Léonie needed to escape the psychological trap of a poor self-image, she needed to prevent herself from being crushed by this negative self-image, enclosed in a desperate concern for herself.  She also needed to escape the temptation to muster her strength to acquire virtues that had escaped her, which had been her intention in the beginning.

Finally,  she had to allow the misery within herself to be converted, so that what emerged and what she affirmed was her poverty, this spiritual truth of the being which knew that her strength was only the strength of God within her and which consented to receive from God that which she asked.  The story of Léonie is the passage from scorning the self to forgetting herself.

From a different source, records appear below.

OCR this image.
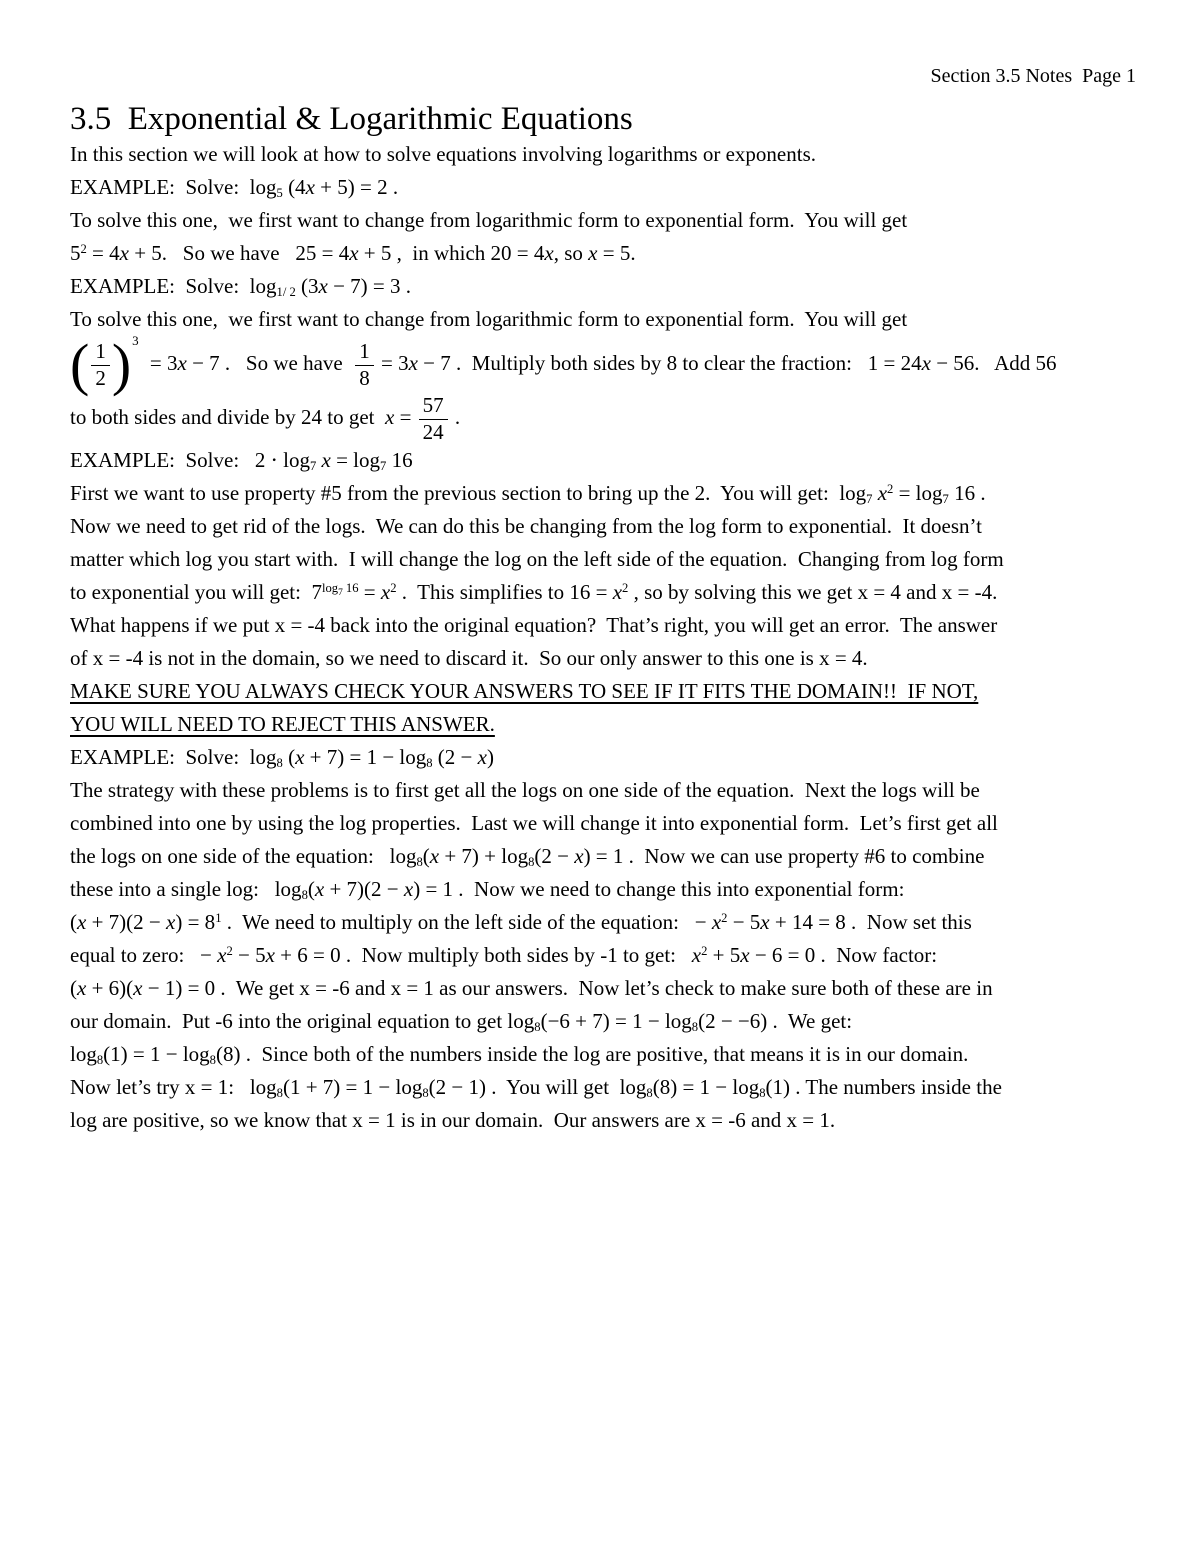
Section 3.5 Notes  Page 1
3.5  Exponential & Logarithmic Equations

In this section we will look at how to solve equations involving logarithms or exponents.

EXAMPLE:  Solve:  $\log_5 (4x + 5) = 2$ .

To solve this one,  we first want to change from logarithmic form to exponential form.  You will get
$5^2 = 4x + 5$.   So we have   25 = 4x + 5 ,  in which 20 = 4x, so x = 5.

EXAMPLE:  Solve:  $\log_{1/ 2} (3x - 7) = 3$ .

To solve this one,  we first want to change from logarithmic form to exponential form.  You will get

( $\frac{1}{2}$ ) 3
= 3x − 7 .   So we have $\frac{1}{8} = 3x - 7$ .  Multiply both sides by 8 to clear the fraction:   1 = 24x − 56.   Add 56
to both sides and divide by 24 to get  $x = \frac{57}{24}$ .

EXAMPLE:  Solve:   $2 \cdot \log_7 x = \log_7 16$

First we want to use property #5 from the previous section to bring up the 2.  You will get:  $\log_7 x^2 = \log_7 16$ .
Now we need to get rid of the logs.  We can do this be changing from the log form to exponential.  It doesn’t
matter which log you start with.  I will change the log on the left side of the equation.  Changing from log form
to exponential you will get:  $7^{log_7 16} = x^2$ .  This simplifies to $16 = x^2$ , so by solving this we get x = 4 and x = -4.
What happens if we put x = -4 back into the original equation?  That’s right, you will get an error.  The answer
of x = -4 is not in the domain, so we need to discard it.  So our only answer to this one is x = 4.

MAKE SURE YOU ALWAYS CHECK YOUR ANSWERS TO SEE IF IT FITS THE DOMAIN!!  IF NOT,
YOU WILL NEED TO REJECT THIS ANSWER.

EXAMPLE:  Solve:  $\log_8 (x + 7) = 1 - \log_8 (2 - x)$

The strategy with these problems is to first get all the logs on one side of the equation.  Next the logs will be
combined into one by using the log properties.  Last we will change it into exponential form.  Let’s first get all
the logs on one side of the equation:   $\log_8(x + 7) + \log_8(2 - x) = 1$ .  Now we can use property #6 to combine
these into a single log:   $\log_8(x + 7)(2 - x) = 1$ .  Now we need to change this into exponential form:
$(x + 7)(2 - x) = 8^1$ .  We need to multiply on the left side of the equation:   − $x^2 - 5x + 14 = 8$ .  Now set this
equal to zero:   − $x^2 - 5x + 6 = 0$ .  Now multiply both sides by -1 to get:   $x^2 + 5x - 6 = 0$ .  Now factor:
(x + 6)(x − 1) = 0 .  We get x = -6 and x = 1 as our answers.  Now let’s check to make sure both of these are in
our domain.  Put -6 into the original equation to get $\log_8(-6 + 7) = 1 - \log_8(2 - -6)$ .  We get:
$\log_8(1) = 1 - \log_8(8)$ .  Since both of the numbers inside the log are positive, that means it is in our domain.
Now let’s try x = 1:   $\log_8(1 + 7) = 1 - \log_8(2 - 1)$ .  You will get  $\log_8(8) = 1 - \log_8(1)$ . The numbers inside the
log are positive, so we know that x = 1 is in our domain.  Our answers are x = -6 and x = 1.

Second surprise: the difference between the expression of the young Léonie and the expression of the photo taken in her religious cap and veil at the end of her life.  The first is austere, self-controlled, pinched—rather awkward, with her thick nose, her protruding chin, her hair pulled back; the second is smiling, open, peaceful, a little mischievous.  “She experienced a completely interior conversion thanks to the ‘little way’ of Thérèse, who loved her tenderly and who was her spiritual master,” Sister Thérèse-Marie resumed.

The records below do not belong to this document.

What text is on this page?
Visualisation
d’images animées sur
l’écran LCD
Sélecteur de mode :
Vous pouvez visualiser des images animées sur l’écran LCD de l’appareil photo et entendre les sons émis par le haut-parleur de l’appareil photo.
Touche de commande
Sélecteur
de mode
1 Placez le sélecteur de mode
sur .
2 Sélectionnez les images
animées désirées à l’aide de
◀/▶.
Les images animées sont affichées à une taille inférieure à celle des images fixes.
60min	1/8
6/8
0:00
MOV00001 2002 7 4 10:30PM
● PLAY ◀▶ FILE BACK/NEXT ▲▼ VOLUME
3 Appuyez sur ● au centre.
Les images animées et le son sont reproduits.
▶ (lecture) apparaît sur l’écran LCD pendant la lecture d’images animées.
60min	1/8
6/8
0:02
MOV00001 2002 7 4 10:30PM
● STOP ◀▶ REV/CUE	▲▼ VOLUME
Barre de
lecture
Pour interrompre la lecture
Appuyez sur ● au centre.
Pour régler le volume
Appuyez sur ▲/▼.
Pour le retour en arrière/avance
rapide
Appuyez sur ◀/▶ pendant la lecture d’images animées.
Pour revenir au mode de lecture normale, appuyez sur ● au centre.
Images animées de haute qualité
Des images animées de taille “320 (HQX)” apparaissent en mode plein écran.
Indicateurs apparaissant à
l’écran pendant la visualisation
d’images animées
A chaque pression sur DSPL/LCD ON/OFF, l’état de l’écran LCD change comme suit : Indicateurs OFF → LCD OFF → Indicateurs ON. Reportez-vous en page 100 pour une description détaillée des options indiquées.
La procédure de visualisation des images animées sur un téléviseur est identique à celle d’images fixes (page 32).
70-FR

Q:  What was the fulcrum of this conversion?

Her precocious and tenacious desire for holiness!  She declared it very early, even when she was treated as a nasty little girl.  It was in order to realize this desire, when she knew she was without the talent or the disposition, that she came to follow the “little way” of Thérèse.  That is to say that she consented to her weakness, to her fragilities, which she had experienced as her misery.  In a very Theresian fashion, she came to understand that her poverty, which was often so objectionable to her, was not an obstacle to this desire that lived in her, but was the way God invited her to take to realize this desire.  Finally, Léonie’s road shows that God uses his power in a heart in proportion to the poverty it consents to offer to him.

Q.  Isn’t that a justification of failure? 

Certainly not.  Her life is not at all like that, resigned.  She was not someone who confronts bad fortune with a good heart or who, unable to pretend to grandeur, sublimates her pettiness.  All the business of her life was to become a “great saint.”  So she fought to stand in the truth of her humility, which knows that it is God who will be her holiness, who will accomplish in her the holiness she desires, beyond anything she could do, to succeed or to fail.

Q:  Was there a collusion between Léonie and Thérèse?

Yes, profound!  Although ten years her junior, Thérèse was for Léonie a true spiritual master, like a mistress of novices.  In particular, she taught her the patience of love, of “taking Jesus by the heart,”  to put her trust in the little things done out of love for Jesus.

Conversely, Thérèse had received in Léonie a sister through whom she, Thérèse, showed us the “little way” lived radically, that is to say lived in true poverty, a poverty that is naked, austere, this kind of poverty which one risks passing by without seeing anything, without seeing God, who is there, and who is there in His greatness.